Jutta Haug, a German Social-Democrat who came to the same briefing on Tuesday, vocally opposed Macovei, saying "I am one of the lobbyists you are talking about" in an ironic reference to her support for the EU bodies. She said the parliament should not punish the directors of the agencies for things they have no control of - such as the appointment of experts by the EU commission or member states.

German Liberal MEP Michael Theurer, who chairs the responsible budgetary control committee, said "conflicts of interests are an important issue" but noted that MEPs are not "prosecutors" and have to take account of all sides of the argument.

Meanwhile, Macovei noted that most of her findings came out of confronting the agencies after they gave conflicting replies to her queries.

On the case of the Copenhagen-based European Environment Agency, she said the director herself is to blame. She explained that the director, Jacqueline McGlade, had been "economical with the truth" when confronted on her board membership of an NGO, Earthwatch, to which she paid over €30,000 from the agency's budget in 2010 for research trips to the Caribbean and Mediterranean. McGlade also paid almost €300,000 for covering the facade of the agency's headquarters with plants - an installation that lasted five months - and some €250,000 for media monitoring.

"This is excessive and contrary to the principle of efficient use of public money," said Macovei.

The European Medicines Agency in London is also under scrutiny after its former director Thomas Lonngren left the agency to work for a pharmaceutical consultancy firm after having allgegedly done consultancy work while still in office.

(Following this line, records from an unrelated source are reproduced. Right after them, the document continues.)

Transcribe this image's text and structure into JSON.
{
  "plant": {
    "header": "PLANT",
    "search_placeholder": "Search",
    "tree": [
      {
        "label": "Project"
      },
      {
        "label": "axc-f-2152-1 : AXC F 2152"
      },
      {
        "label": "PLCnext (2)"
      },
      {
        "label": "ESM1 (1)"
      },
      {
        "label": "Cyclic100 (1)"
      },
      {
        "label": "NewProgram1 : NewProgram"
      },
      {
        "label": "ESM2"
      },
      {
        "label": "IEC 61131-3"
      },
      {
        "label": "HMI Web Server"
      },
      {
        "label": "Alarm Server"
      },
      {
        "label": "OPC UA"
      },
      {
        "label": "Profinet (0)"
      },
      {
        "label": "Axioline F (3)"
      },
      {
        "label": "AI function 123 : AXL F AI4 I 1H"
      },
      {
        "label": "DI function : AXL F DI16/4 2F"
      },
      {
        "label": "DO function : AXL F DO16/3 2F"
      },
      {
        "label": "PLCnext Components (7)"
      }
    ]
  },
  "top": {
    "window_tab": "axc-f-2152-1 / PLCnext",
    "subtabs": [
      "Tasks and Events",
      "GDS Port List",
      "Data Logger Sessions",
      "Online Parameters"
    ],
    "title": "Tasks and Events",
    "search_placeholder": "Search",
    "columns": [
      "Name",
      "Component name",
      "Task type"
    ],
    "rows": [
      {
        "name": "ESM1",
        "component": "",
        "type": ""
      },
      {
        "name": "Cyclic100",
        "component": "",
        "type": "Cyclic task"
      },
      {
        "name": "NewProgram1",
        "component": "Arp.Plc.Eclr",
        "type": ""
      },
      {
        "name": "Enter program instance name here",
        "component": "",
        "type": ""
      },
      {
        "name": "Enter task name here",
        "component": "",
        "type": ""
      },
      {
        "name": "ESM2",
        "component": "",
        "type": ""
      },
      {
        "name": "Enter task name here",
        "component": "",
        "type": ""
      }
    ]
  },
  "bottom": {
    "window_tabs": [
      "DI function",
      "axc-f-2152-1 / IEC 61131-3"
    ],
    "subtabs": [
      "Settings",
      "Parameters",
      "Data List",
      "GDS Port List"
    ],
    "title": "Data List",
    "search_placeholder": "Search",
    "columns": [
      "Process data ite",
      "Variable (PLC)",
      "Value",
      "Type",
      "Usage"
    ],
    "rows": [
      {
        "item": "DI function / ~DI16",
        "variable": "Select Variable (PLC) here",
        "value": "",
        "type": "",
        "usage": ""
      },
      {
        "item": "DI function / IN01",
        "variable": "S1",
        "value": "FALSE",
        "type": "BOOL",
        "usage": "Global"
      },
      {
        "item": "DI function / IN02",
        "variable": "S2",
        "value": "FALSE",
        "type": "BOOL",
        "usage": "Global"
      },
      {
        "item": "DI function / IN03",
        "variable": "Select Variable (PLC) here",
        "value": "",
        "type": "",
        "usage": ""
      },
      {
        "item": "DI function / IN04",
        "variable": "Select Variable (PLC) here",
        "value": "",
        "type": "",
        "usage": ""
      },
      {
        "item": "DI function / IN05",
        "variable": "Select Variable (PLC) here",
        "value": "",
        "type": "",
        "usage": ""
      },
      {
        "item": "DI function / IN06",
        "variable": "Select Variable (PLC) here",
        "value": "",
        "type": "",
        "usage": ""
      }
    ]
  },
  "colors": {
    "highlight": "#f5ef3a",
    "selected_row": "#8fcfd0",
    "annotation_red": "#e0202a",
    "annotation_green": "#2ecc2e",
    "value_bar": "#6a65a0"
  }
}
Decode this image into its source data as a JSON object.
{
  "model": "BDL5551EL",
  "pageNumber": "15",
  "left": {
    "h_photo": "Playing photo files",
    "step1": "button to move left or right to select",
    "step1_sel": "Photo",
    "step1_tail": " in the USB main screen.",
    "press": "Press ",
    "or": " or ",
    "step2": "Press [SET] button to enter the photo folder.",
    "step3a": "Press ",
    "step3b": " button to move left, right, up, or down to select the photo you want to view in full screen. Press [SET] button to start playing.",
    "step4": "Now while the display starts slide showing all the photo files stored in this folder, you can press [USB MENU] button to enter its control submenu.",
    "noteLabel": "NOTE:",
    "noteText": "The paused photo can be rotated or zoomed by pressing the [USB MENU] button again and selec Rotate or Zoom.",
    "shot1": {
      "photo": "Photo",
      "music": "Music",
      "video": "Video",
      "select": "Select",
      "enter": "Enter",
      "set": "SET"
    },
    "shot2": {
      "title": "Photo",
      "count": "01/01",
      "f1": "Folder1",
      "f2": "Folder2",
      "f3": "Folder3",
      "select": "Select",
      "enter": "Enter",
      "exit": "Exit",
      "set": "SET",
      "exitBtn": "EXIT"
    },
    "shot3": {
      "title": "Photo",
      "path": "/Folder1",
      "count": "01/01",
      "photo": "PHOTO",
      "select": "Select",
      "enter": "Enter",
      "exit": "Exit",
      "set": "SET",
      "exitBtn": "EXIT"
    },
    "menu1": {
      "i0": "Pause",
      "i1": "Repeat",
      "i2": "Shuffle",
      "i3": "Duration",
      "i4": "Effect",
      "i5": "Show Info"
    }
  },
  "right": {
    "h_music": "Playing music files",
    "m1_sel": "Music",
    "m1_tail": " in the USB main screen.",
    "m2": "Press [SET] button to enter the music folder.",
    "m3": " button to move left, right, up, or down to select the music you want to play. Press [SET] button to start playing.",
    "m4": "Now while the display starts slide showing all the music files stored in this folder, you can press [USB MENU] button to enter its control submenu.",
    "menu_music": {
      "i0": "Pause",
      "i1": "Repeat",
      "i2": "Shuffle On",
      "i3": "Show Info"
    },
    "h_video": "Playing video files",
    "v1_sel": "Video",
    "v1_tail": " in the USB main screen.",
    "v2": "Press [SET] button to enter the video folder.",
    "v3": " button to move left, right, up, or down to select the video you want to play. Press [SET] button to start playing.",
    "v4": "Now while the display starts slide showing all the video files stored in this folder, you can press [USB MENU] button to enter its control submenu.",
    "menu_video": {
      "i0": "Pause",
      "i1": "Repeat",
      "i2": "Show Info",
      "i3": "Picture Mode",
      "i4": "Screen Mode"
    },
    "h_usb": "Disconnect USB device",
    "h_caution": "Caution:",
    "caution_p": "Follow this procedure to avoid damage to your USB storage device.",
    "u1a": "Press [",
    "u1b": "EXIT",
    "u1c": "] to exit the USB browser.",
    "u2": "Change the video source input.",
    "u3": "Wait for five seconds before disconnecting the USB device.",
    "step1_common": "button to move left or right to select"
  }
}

The chair of the agency's expert panel, Eric Abadie, resigned in April amid controversy in France, where he served as special advisor to the national regulator, which allowed the sale of a weight loss drug, Mediator, that killed 1,300 people.

In Italy, the European Food Safety Agency (Efsa) is well known for hiring industry lobbyists and for allowing its staff to switch back to industry without a so-called cooling-off period.

On Wednesday, just one day ahead of the vote, Efsa announced the resignation of its management board chief Diana Banati, who was exposed by an MEP for having also been on the board of a biotech-sponsored outfit, the International Life Sciences Institute. That same day, the institute announced Banati's appointment as its new director.

Corporate Europe, an NGO that has documented over 30 cases of "revolving doors" at Efsa, said it was "totally unacceptable that Banati should be able to move from such an important position within the regulatory authority straight to a lobbying job."